Mongolia-based mining company, SouthGobi Resources (TSX:SGQ) is expected to report a net loss of around C$21 million in 2020’s first quarter.

The company announced this today in a pre-warning to shareholders and potential investors. In the same quarter last year, the company reported a net profit just under $3 million.

The loss has been primarily caused by the ongoing Mongolian-Chinese border closure. The Mongolian government initially closed the border in early February to stem the spread of COVID-19, after the country recorded its first case.

SouthGobi operates the Ovoot Tolgoi coal mine in Mongolia and exports much of its production to China. As a result of the border closing, the company has stood down operations at the site, but continues to sell and process stockpiled coal.

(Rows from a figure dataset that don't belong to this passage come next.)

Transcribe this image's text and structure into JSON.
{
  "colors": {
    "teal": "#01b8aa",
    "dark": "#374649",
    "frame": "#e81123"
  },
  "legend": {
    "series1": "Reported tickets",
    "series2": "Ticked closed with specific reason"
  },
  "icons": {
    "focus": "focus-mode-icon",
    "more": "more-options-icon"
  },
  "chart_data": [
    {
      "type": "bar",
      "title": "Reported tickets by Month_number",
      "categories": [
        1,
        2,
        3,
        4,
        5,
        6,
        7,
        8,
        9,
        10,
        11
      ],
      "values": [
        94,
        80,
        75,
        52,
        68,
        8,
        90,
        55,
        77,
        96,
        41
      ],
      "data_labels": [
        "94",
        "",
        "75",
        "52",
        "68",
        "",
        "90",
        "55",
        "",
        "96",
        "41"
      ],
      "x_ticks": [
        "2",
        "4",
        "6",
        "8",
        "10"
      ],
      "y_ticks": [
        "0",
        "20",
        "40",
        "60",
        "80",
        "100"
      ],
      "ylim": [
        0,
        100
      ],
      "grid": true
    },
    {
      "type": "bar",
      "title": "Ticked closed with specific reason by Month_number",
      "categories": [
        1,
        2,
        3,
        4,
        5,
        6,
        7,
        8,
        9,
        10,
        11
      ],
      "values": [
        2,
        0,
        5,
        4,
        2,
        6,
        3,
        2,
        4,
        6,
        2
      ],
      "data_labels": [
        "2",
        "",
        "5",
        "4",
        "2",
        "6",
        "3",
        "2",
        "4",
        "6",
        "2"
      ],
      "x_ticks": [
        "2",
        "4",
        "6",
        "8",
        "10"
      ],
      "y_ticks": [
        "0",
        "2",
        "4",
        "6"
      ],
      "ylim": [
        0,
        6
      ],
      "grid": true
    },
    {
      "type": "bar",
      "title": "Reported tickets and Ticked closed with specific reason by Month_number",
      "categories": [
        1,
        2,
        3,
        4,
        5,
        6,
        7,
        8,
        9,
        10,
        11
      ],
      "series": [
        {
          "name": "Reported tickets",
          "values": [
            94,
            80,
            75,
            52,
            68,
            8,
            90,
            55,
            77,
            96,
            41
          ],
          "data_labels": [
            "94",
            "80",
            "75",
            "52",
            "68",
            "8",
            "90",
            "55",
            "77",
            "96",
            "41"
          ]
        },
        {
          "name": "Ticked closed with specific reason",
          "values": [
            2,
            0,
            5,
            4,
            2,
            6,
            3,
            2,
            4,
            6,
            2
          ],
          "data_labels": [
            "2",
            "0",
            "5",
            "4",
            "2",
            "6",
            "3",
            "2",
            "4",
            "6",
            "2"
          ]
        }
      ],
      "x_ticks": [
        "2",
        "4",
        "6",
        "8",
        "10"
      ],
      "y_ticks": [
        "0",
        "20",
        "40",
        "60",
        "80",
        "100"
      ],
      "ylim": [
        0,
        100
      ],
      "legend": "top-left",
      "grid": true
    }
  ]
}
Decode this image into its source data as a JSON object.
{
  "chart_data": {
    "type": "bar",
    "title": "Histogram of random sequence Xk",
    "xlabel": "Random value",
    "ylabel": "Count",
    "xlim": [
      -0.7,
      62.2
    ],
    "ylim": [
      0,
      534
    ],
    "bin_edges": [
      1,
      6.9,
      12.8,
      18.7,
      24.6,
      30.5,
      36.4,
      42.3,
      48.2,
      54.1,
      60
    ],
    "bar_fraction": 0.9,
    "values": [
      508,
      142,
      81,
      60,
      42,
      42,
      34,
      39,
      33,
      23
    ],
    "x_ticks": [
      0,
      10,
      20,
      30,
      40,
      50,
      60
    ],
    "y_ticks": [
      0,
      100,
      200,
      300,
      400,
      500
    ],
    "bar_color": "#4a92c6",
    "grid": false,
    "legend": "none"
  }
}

SouthGobi pointed out that it is still unclear when the border will reopen, and sales can recommence at normal levels. Until that happens, the company stated it will continue to have a severe impact on the sales, profitability and liquidity.

Precisely how long SouthGobi can operate under these conditions is still unknown as the company has yet to file its Q1 2020 report. When it does, a more lucid picture of the company’s financials and prospects will become clear.

In this announcement the company did not reference its ongoing legal issues with First Concept Industrial Group Limited. Over the past few month SouthGobi has been locked a lengthy litigation process, regarding a pre-purchased coal agreement.

The company also reported earlier in the year that the Mongolian government had frozen one of the company’s bank accounts, for reasons SouthGobi didn’t disclose. It is still unclear if the account remains frozen and how this is affection the company’s liquidity.

These circumstances, paired with the significant net loss, suggest a difficult time ahead for SouthGobi.

SouthGobi Resources (SGQ) is up 6.25 per cent, with shares trading for 8.5 cents at 9:38am EST.